Le manque de subtilité de Pékin dans ses efforts pour marquer des points sur la tragédie diminuera probablement leur impact. L’action la plus puissante que les États-Unis pourraient prendre pour saper le récit de Pékin ne sera pas de se plaindre d’eux, mais plutôt de travailler pour restaurer la confiance dans la compétence des États-Unis à bien faire de grandes choses. Le prestige sur la scène mondiale sera finalement défini par la performance.

Taïwan est-il désormais plus à risque en raison des événements en Afghanistan ?

Du point de vue de la sécurité, Taïwan n’est pas plus vulnérable aujourd’hui qu’il ne l’était il y a une semaine. Aucune des contraintes pesant sur la capacité de Pékin à faire la guerre à Taïwan n’a été amoindrie en raison des développements en Afghanistan. Les dirigeants chinois comprennent probablement que le seul intérêt vital des États-Unis en Afghanistan était d’empêcher une attaque terroriste contre la patrie des États-Unis.

Taïwan n’est pas l’Afghanistan. Taïwan est une société démocratique florissante, un maillon essentiel des chaînes d’approvisionnement mondiales et un partenaire et ami proche des États-Unis et d’autres pays de la région, dont le Japon et l’Australie. Il est également considéré comme un indicateur de la crédibilité des engagements américains en matière de sécurité, même si Taïwan n’est pas un partenaire officiel de l’alliance américaine.

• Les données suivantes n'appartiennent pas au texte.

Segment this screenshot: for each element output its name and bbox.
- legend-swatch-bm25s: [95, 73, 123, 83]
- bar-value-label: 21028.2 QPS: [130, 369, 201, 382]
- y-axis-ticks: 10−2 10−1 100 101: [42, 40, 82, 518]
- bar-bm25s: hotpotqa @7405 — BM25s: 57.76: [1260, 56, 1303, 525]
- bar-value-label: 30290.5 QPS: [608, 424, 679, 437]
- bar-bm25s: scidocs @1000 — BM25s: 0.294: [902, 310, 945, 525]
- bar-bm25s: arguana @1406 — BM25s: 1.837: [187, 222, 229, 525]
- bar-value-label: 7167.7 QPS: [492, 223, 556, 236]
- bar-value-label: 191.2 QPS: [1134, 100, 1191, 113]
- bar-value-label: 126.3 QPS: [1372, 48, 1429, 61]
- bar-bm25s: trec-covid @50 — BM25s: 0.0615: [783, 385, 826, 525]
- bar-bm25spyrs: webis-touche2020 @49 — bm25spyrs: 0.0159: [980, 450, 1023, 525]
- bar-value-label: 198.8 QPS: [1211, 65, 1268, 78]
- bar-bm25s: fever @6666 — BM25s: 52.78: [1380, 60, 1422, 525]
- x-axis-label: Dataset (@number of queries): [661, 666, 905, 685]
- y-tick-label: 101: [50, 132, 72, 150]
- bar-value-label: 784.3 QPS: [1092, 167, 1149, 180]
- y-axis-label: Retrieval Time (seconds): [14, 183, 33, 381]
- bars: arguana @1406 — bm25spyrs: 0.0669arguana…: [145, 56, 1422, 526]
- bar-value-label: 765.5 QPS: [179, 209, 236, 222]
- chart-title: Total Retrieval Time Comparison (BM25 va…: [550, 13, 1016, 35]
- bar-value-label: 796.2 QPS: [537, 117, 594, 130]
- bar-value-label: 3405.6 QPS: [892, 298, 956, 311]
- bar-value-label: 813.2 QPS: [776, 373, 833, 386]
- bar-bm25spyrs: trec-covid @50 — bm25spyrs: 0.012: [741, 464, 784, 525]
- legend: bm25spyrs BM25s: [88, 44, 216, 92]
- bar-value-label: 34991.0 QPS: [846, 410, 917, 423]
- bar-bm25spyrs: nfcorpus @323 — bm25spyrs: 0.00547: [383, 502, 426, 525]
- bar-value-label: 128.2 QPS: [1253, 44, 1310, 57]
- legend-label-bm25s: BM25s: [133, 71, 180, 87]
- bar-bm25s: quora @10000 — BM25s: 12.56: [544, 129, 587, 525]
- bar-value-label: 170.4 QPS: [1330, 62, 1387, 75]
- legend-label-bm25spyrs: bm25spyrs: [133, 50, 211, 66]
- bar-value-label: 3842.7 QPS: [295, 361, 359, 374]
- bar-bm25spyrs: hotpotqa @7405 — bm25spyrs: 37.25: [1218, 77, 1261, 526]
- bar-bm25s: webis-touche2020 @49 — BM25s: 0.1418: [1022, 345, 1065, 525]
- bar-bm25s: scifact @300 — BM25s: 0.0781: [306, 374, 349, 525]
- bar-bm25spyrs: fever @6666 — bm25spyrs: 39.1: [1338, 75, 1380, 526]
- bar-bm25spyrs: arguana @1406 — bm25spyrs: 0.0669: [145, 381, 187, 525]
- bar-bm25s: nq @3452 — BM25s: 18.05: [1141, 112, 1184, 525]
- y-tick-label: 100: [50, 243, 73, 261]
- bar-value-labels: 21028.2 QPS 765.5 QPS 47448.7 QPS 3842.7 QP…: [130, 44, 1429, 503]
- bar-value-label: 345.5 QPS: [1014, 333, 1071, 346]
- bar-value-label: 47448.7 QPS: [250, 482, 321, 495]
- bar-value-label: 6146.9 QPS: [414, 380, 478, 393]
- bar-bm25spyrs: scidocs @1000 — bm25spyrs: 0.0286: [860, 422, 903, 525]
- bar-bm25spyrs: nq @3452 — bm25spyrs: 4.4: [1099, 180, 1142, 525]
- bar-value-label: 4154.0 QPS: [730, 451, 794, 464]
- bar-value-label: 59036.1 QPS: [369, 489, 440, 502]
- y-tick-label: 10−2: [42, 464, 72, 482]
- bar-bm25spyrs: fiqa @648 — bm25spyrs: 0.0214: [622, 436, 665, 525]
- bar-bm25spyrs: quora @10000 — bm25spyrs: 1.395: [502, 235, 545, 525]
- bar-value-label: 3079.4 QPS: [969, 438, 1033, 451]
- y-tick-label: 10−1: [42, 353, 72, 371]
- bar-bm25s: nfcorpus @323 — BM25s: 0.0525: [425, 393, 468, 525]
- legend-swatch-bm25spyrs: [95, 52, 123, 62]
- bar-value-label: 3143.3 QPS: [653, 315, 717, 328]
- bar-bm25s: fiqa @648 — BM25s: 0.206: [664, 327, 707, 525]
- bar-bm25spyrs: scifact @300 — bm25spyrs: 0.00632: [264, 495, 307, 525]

L’objectif immédiat des efforts chinois sera probablement de chercher à saper la confiance psychologique du peuple taïwanais dans son propre avenir. Pékin aimerait faire avancer un récit à l’intérieur de Taïwan selon lequel les États-Unis sont distants et peu fiables, Taïwan est isolé et seul, et le seul chemin de Taïwan vers la paix et la prospérité passe par Pékin. Les organes de propagande chinois chercheront presque certainement à utiliser les événements en Afghanistan pour pousser leur récit préféré à l’intérieur de Taiwan.

Compte tenu de la disposition intransigeante actuelle de Pékin envers Taïwan, des souvenirs frais des événements de Hong Kong et du contrôle du Parti démocrate progressiste sur la présidence et la législature, il est peu probable que la pression psychologique de Pékin entraîne des changements de politique à court terme à Taipei. Si les questions de fiabilité américaine deviennent un sujet de débat politique à Taïwan, elles pourraient cependant devenir un facteur dans les élections à venir et les politiques qui en découlent.

Les événements en Afghanistan n’affecteront pas la détermination des États-Unis à maintenir une position militaire ferme et stable dans le Pacifique occidental. Sans doute tout aussi important, cependant, les hauts responsables américains devront également transmettre des messages clairs et faisant autorité aux dirigeants et au public taïwanais de la détermination des États-Unis à garantir que les différends dans le détroit de Taïwan soient finalement résolus pacifiquement et d’une manière qui reflète la volonté du peuple taïwanais.